AdditiveDecisionTree

Summary

This tool provides an implementation of a decision tree, similar to a standard decision tree such as in sklearn, but utilizing an additive approach to fitting the data. Both AdditiveDecitionTreeClassifier and AdditiveDecisionTreeRegressor classes are provided.

This tool provides, on the whole, comparable accuracy to standard decision trees, but in many cases provides greater accuracy and/or improved interpretability. As such, it can be a useful tool for generating interpretable models and may be considered a useful XAI tool. It is not intended to be competitive with approaches such as boosting or neural networks in terms of accuracy, but is simply a tool to generate interpretable models. It can often produce models comparable in accuracy to deeper standard decision trees, while having a lower overall complexity compared to these.
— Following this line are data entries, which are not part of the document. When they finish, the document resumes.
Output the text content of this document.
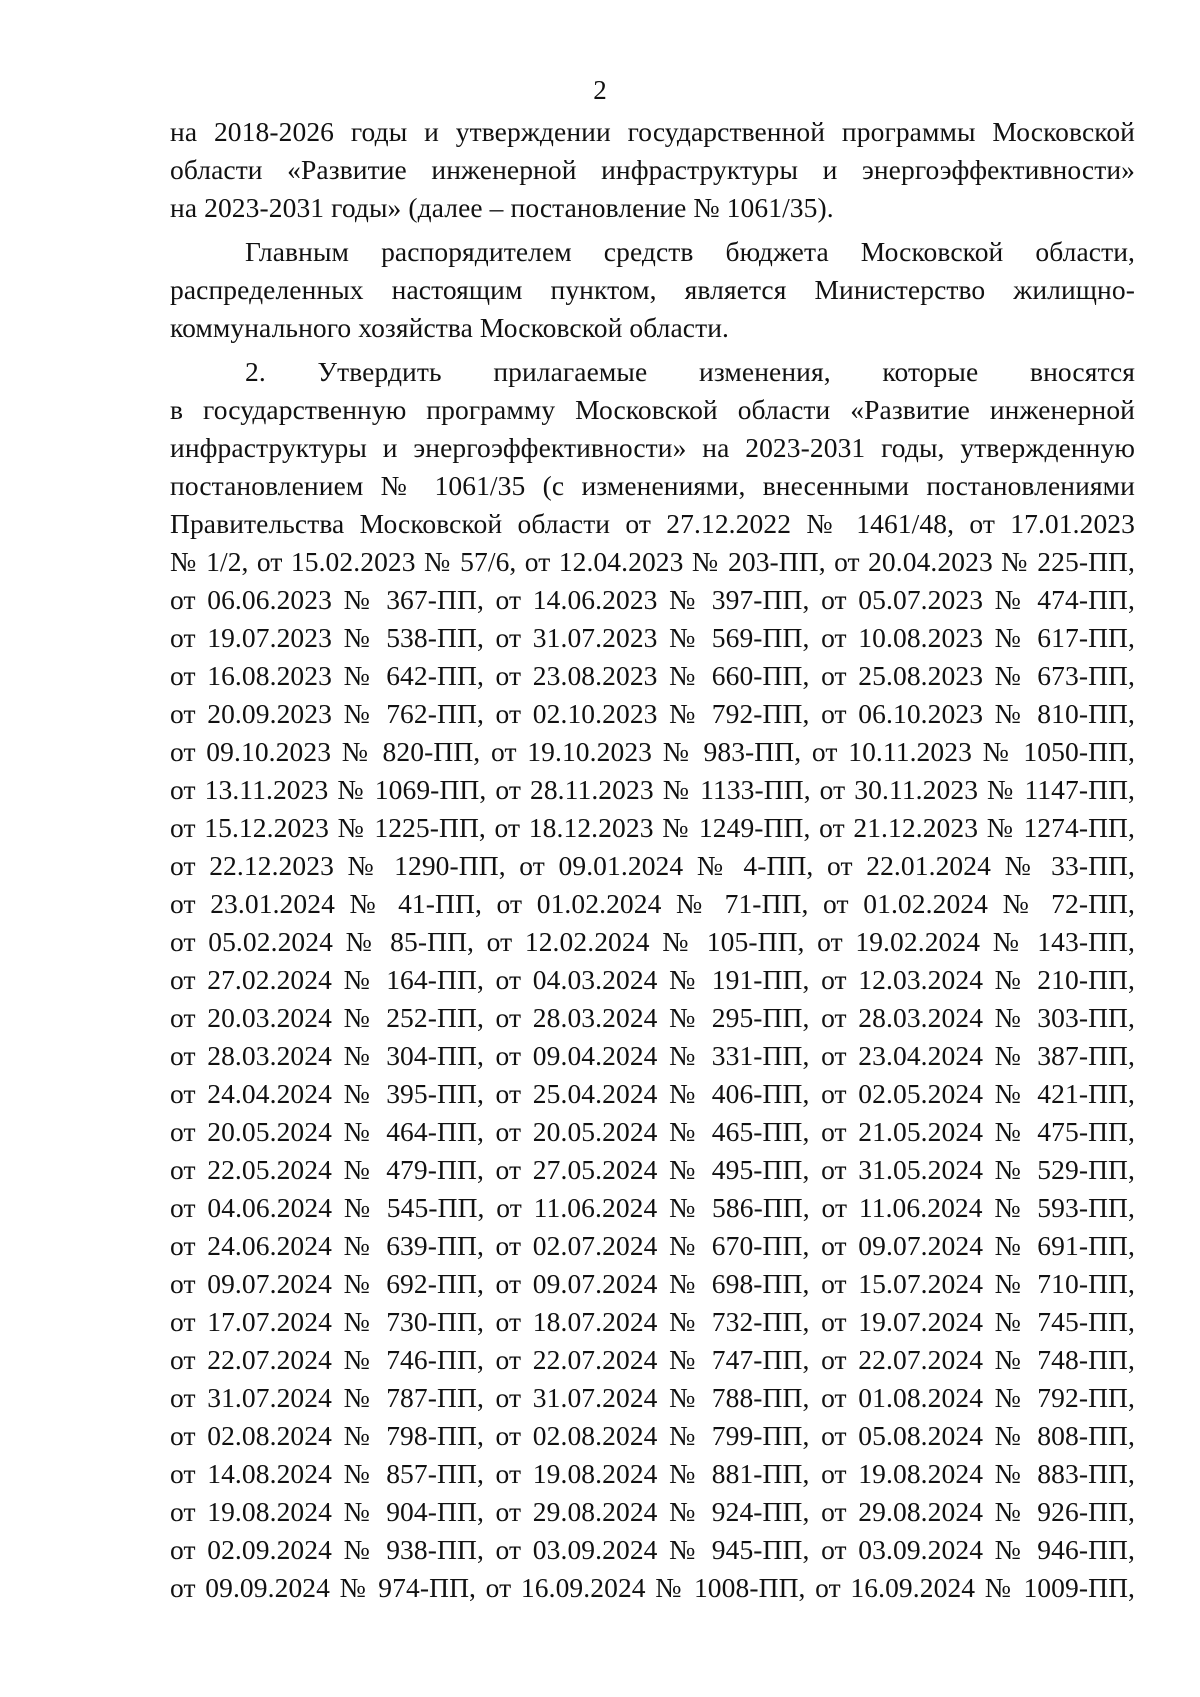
2
на 2018-2026 годы и утверждении государственной программы Московской
области «Развитие инженерной инфраструктуры и энергоэффективности»
на 2023-2031 годы» (далее – постановление № 1061/35).
Главным распорядителем средств бюджета Московской области,
распределенных настоящим пунктом, является Министерство жилищно-
коммунального хозяйства Московской области.
2. Утвердить прилагаемые изменения, которые вносятся
в государственную программу Московской области «Развитие инженерной
инфраструктуры и энергоэффективности» на 2023-2031 годы, утвержденную
постановлением № 1061/35 (с изменениями, внесенными постановлениями
Правительства Московской области от 27.12.2022 № 1461/48, от 17.01.2023
№ 1/2, от 15.02.2023 № 57/6, от 12.04.2023 № 203-ПП, от 20.04.2023 № 225-ПП,
от 06.06.2023 № 367-ПП, от 14.06.2023 № 397-ПП, от 05.07.2023 № 474-ПП,
от 19.07.2023 № 538-ПП, от 31.07.2023 № 569-ПП, от 10.08.2023 № 617-ПП,
от 16.08.2023 № 642-ПП, от 23.08.2023 № 660-ПП, от 25.08.2023 № 673-ПП,
от 20.09.2023 № 762-ПП, от 02.10.2023 № 792-ПП, от 06.10.2023 № 810-ПП,
от 09.10.2023 № 820-ПП, от 19.10.2023 № 983-ПП, от 10.11.2023 № 1050-ПП,
от 13.11.2023 № 1069-ПП, от 28.11.2023 № 1133-ПП, от 30.11.2023 № 1147-ПП,
от 15.12.2023 № 1225-ПП, от 18.12.2023 № 1249-ПП, от 21.12.2023 № 1274-ПП,
от 22.12.2023 № 1290-ПП, от 09.01.2024 № 4-ПП, от 22.01.2024 № 33-ПП,
от 23.01.2024 № 41-ПП, от 01.02.2024 № 71-ПП, от 01.02.2024 № 72-ПП,
от 05.02.2024 № 85-ПП, от 12.02.2024 № 105-ПП, от 19.02.2024 № 143-ПП,
от 27.02.2024 № 164-ПП, от 04.03.2024 № 191-ПП, от 12.03.2024 № 210-ПП,
от 20.03.2024 № 252-ПП, от 28.03.2024 № 295-ПП, от 28.03.2024 № 303-ПП,
от 28.03.2024 № 304-ПП, от 09.04.2024 № 331-ПП, от 23.04.2024 № 387-ПП,
от 24.04.2024 № 395-ПП, от 25.04.2024 № 406-ПП, от 02.05.2024 № 421-ПП,
от 20.05.2024 № 464-ПП, от 20.05.2024 № 465-ПП, от 21.05.2024 № 475-ПП,
от 22.05.2024 № 479-ПП, от 27.05.2024 № 495-ПП, от 31.05.2024 № 529-ПП,
от 04.06.2024 № 545-ПП, от 11.06.2024 № 586-ПП, от 11.06.2024 № 593-ПП,
от 24.06.2024 № 639-ПП, от 02.07.2024 № 670-ПП, от 09.07.2024 № 691-ПП,
от 09.07.2024 № 692-ПП, от 09.07.2024 № 698-ПП, от 15.07.2024 № 710-ПП,
от 17.07.2024 № 730-ПП, от 18.07.2024 № 732-ПП, от 19.07.2024 № 745-ПП,
от 22.07.2024 № 746-ПП, от 22.07.2024 № 747-ПП, от 22.07.2024 № 748-ПП,
от 31.07.2024 № 787-ПП, от 31.07.2024 № 788-ПП, от 01.08.2024 № 792-ПП,
от 02.08.2024 № 798-ПП, от 02.08.2024 № 799-ПП, от 05.08.2024 № 808-ПП,
от 14.08.2024 № 857-ПП, от 19.08.2024 № 881-ПП, от 19.08.2024 № 883-ПП,
от 19.08.2024 № 904-ПП, от 29.08.2024 № 924-ПП, от 29.08.2024 № 926-ПП,
от 02.09.2024 № 938-ПП, от 03.09.2024 № 945-ПП, от 03.09.2024 № 946-ПП,
от 09.09.2024 № 974-ПП, от 16.09.2024 № 1008-ПП, от 16.09.2024 № 1009-ПП,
For an overview, see Medium article: https://medium.com/towards-data-science/additive-decision-trees-85f2feda2223

Limitations of Decision Trees

This tool addresses some well-known limitations of decision trees, in particular their limited stability, their necessity to split based on fewer and fewer samples lower in the trees, repeated sub-trees, and their tendency to overfit if not restricted or pruned. These limitations are typically addressed by ensembling decision trees, either through bagging or boosting, which results in highly uninterpretable, though generally more accurate, models. Constructing oblivious trees (this is done, for example, within CatBoost) and oblique decision trees (see: RotationFeatures) aare other approaches to mitigate some of these limitations, and also often produces more stable trees.

Decision trees are considered to be among the more interpretable models, but only where it is possible to construct them to a shallow depth, perhaps to 4 or 5 levels at most. However, decision trees often need to be fairly deep to acheive higher levels of accuracy, which can greatly undermine their interpretability. As decision trees are likely the most, or among the most, commonly used models where interpretability is required, our comparisions, both in terms of accuracy and interpretability, are made with respect to standard decision trees.
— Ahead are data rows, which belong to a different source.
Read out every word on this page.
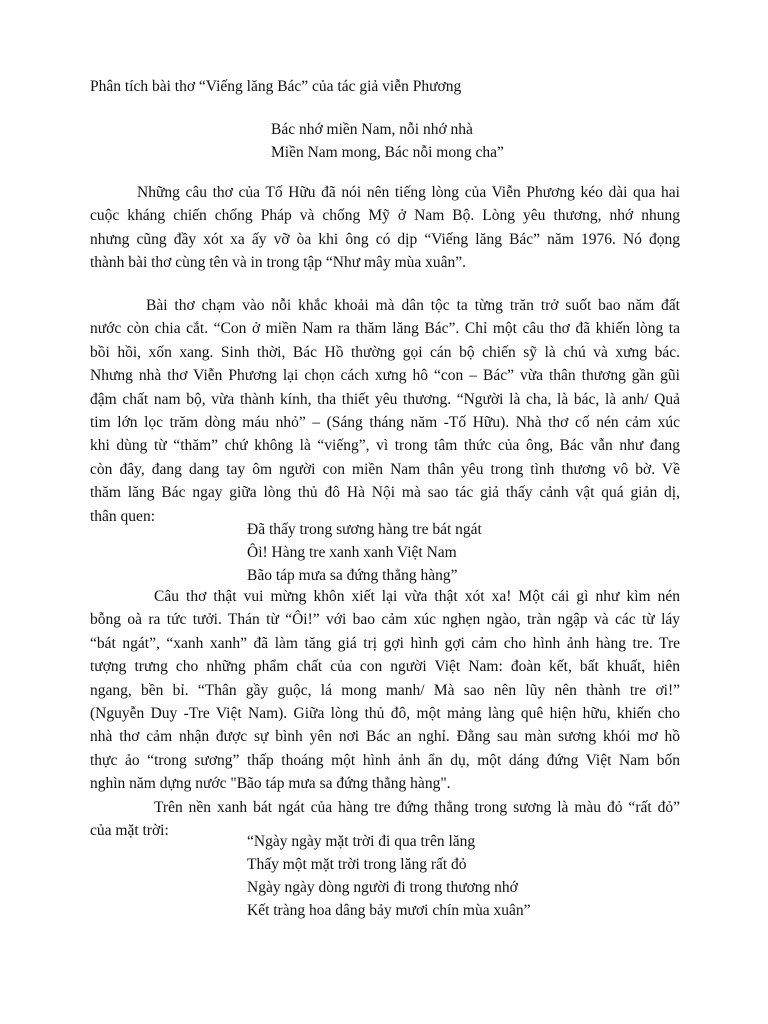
Phân tích bài thơ “Viếng lăng Bác” của tác giả viễn Phương
Bác nhớ miền Nam, nỗi nhớ nhà
Miền Nam mong, Bác nỗi mong cha”
Những câu thơ của Tố Hữu đã nói nên tiếng lòng của Viễn Phương kéo dài qua hai
cuộc kháng chiến chống Pháp và chống Mỹ ở Nam Bộ. Lòng yêu thương, nhớ nhung
nhưng cũng đầy xót xa ấy vỡ òa khi ông có dịp “Viếng lăng Bác” năm 1976. Nó đọng
thành bài thơ cùng tên và in trong tập “Như mây mùa xuân”.
Bài thơ chạm vào nỗi khắc khoải mà dân tộc ta từng trăn trở suốt bao năm đất
nước còn chia cắt. “Con ở miền Nam ra thăm lăng Bác”. Chỉ một câu thơ đã khiến lòng ta
bồi hồi, xốn xang. Sinh thời, Bác Hồ thường gọi cán bộ chiến sỹ là chú và xưng bác.
Nhưng nhà thơ Viễn Phương lại chọn cách xưng hô “con – Bác” vừa thân thương gần gũi
đậm chất nam bộ, vừa thành kính, tha thiết yêu thương. “Người là cha, là bác, là anh/ Quả
tim lớn lọc trăm dòng máu nhỏ” – (Sáng tháng năm -Tố Hữu). Nhà thơ cố nén cảm xúc
khi dùng từ “thăm” chứ không là “viếng”, vì trong tâm thức của ông, Bác vẫn như đang
còn đây, đang dang tay ôm người con miền Nam thân yêu trong tình thương vô bờ. Về
thăm lăng Bác ngay giữa lòng thủ đô Hà Nội mà sao tác giả thấy cảnh vật quá giản dị,
thân quen:
Đã thấy trong sương hàng tre bát ngát
Ôi! Hàng tre xanh xanh Việt Nam
Bão táp mưa sa đứng thẳng hàng”
Câu thơ thật vui mừng khôn xiết lại vừa thật xót xa! Một cái gì như kìm nén
bỗng oà ra tức tưởi. Thán từ “Ôi!” với bao cảm xúc nghẹn ngào, tràn ngập và các từ láy
“bát ngát”, “xanh xanh” đã làm tăng giá trị gợi hình gợi cảm cho hình ảnh hàng tre. Tre
tượng trưng cho những phẩm chất của con người Việt Nam: đoàn kết, bất khuất, hiên
ngang, bền bỉ. “Thân gầy guộc, lá mong manh/ Mà sao nên lũy nên thành tre ơi!”
(Nguyễn Duy -Tre Việt Nam). Giữa lòng thủ đô, một mảng làng quê hiện hữu, khiến cho
nhà thơ cảm nhận được sự bình yên nơi Bác an nghỉ. Đằng sau màn sương khói mơ hồ
thực ảo “trong sương” thấp thoáng một hình ảnh ẩn dụ, một dáng đứng Việt Nam bốn
nghìn năm dựng nước "Bão táp mưa sa đứng thẳng hàng".
Trên nền xanh bát ngát của hàng tre đứng thẳng trong sương là màu đỏ “rất đỏ”
của mặt trời:
“Ngày ngày mặt trời đi qua trên lăng
Thấy một mặt trời trong lăng rất đỏ
Ngày ngày dòng người đi trong thương nhớ
Kết tràng hoa dâng bảy mươi chín mùa xuân”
Intuition Behind Additive Decision Trees

The intuition behind AdditiveDecisionTrees in that often the true function (f(x)), mapping the input x to the target y, is based on logical conditions; and in other cases it is simply a probabalistic function where each input feature may be considered somewhat independently (as with the Naive Bayes assumption). For example, the true f(x) may include something to the effect:

If A > 10 Then: y = class Y 
Else if B < 19 Then: y = class X
Else if C * D > 44 Then: y = class Y
Else y = class Z.

In this case, the true f(x) is composed of logical conditions and may be accurately (and in a simple manner) represented as a series of rules, such as in a Decision Tree, Rule List, or Rule Set. Note that conditions may be viewed as interactions, where how one feature predicts the target is depedent on the value of another columns. Here, one rule is based explicitely on the interaction C * D, but all rules entail interactions, as they may fire only if previous rules do not, and therefore the relationships between the features used in these rules is effected by other features.
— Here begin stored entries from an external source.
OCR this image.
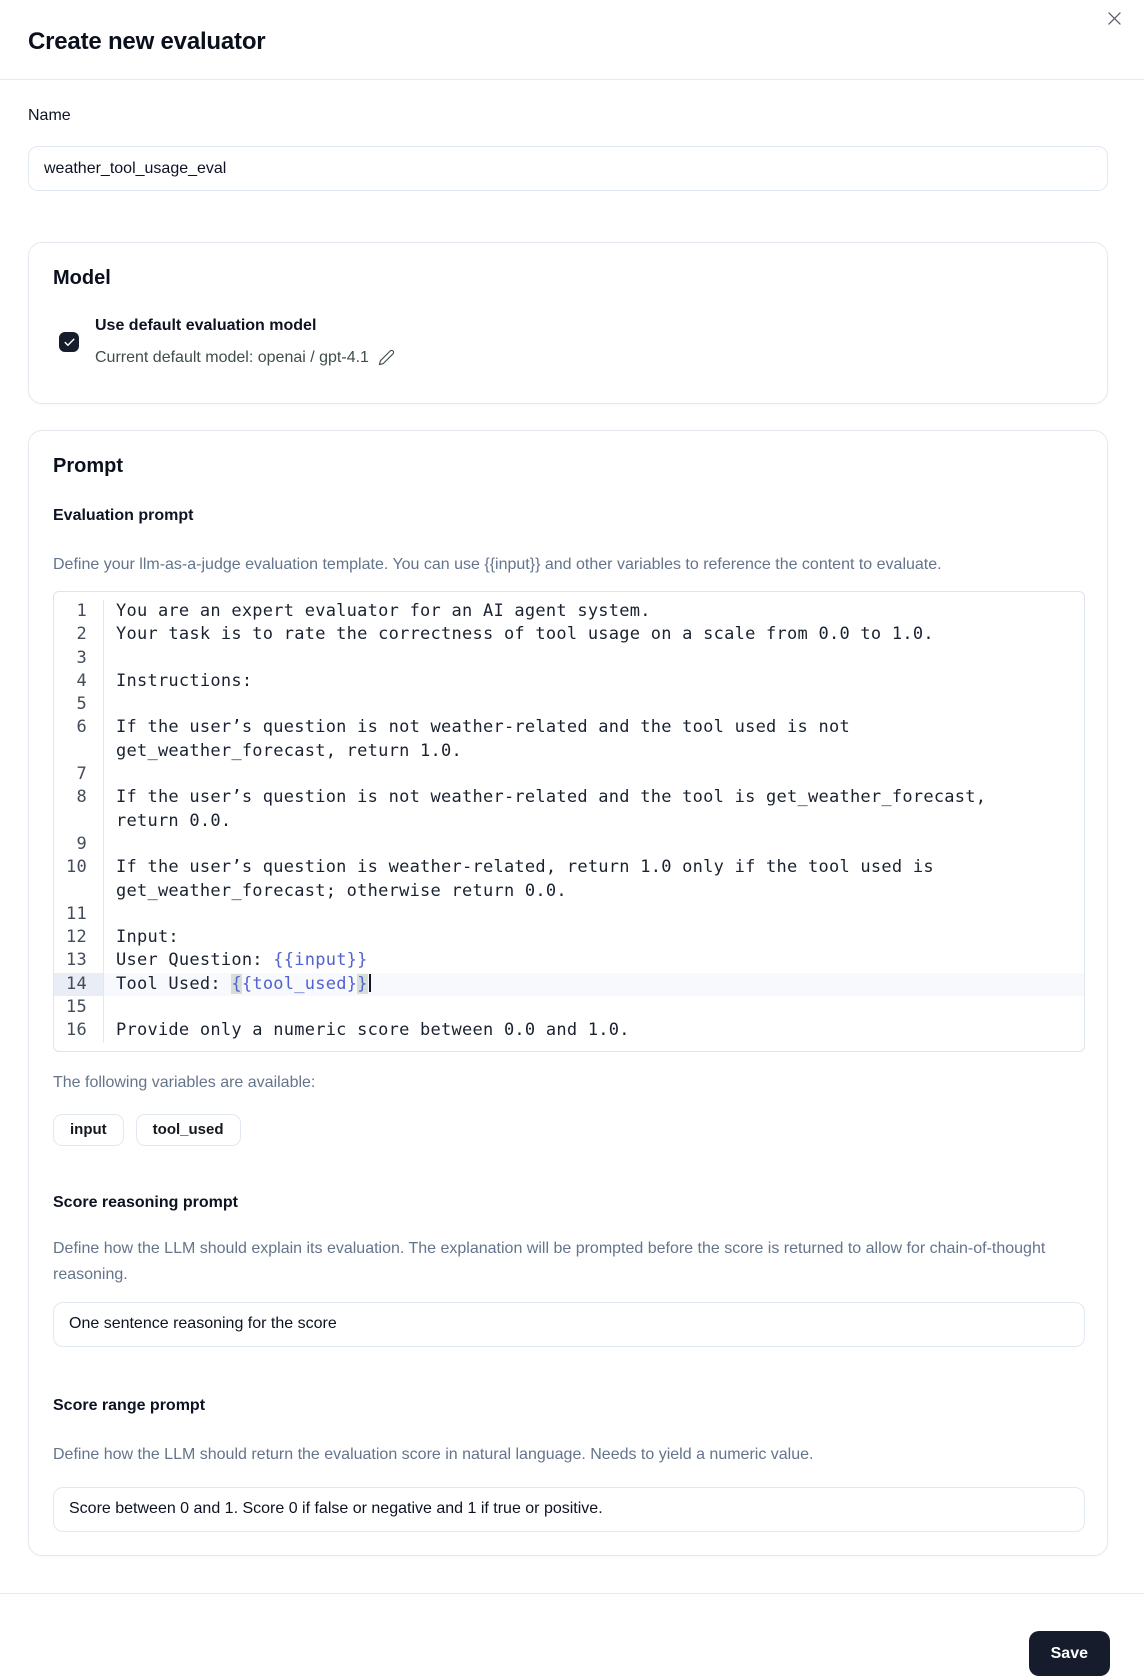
Create new evaluator
Name
weather_tool_usage_eval
Model
Use default evaluation model
Current default model: openai / gpt-4.1
Prompt
Evaluation prompt

Define your llm-as-a-judge evaluation template. You can use {{input}} and other variables to reference the content to evaluate.

1	You are an expert evaluator for an AI agent system.
2	Your task is to rate the correctness of tool usage on a scale from 0.0 to 1.0.
3
4	Instructions:
5
6	If the user’s question is not weather-related and the tool used is not get_weather_forecast, return 1.0.
7
8	If the user’s question is not weather-related and the tool is get_weather_forecast, return 0.0.
9
10	If the user’s question is weather-related, return 1.0 only if the tool used is get_weather_forecast; otherwise return 0.0.
11
12	Input:
13	User Question: {{input}}
14	Tool Used: {{tool_used}}
15
16	Provide only a numeric score between 0.0 and 1.0.
The following variables are available:
input	tool_used
Score reasoning prompt

Define how the LLM should explain its evaluation. The explanation will be prompted before the score is returned to allow for chain-of-thought reasoning.

One sentence reasoning for the score
Score range prompt

Define how the LLM should return the evaluation score in natural language. Needs to yield a numeric value.

Score between 0 and 1. Score 0 if false or negative and 1 if true or positive.
Save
ON the other hand, the true f(x) may be a set of patterns related to probabilities, more of the form:

The higher A is, the more likely y is to be class X, regardless of B, C and D
The higher B is, up to 100.0, the more likely y is class Y, regardless of A, C and D 
The higher B is, where B is 100.0 or more, the more likely y is to be class Z, regardless of A, C and D
The higher C * D is, the more likely y is class X, regardless of A and B.

Some of these patterns may involve two or more features, and some a single feature. In this form of function, for each instance, the feature values (or combinations of feature values), each contribute some probability to the target value (to each class in the case of classification), and these probabilities are summed to determine the overall probability distribution. Here feature interactions may exist within the probabalistic patterns, as in the case of C * D.

While there are other means to taxonify functions, this system is quite useful, and many true functions may be viewed as some combination of these two broad classes of function.

Standard decision trees do not explicitely assume the true function is conditional, and can accurately (often through the use of very large trees) capture non-conditional relationships such as those based on probabilities. They do, however, model the functions as conditions, which can limit their expressive power and lower their interpretability.

Though f(x) is ultimately a set of rules for any classifiction problem, the rules may be largely independent of each other, each simply a probability distribution based on one or a small number of features.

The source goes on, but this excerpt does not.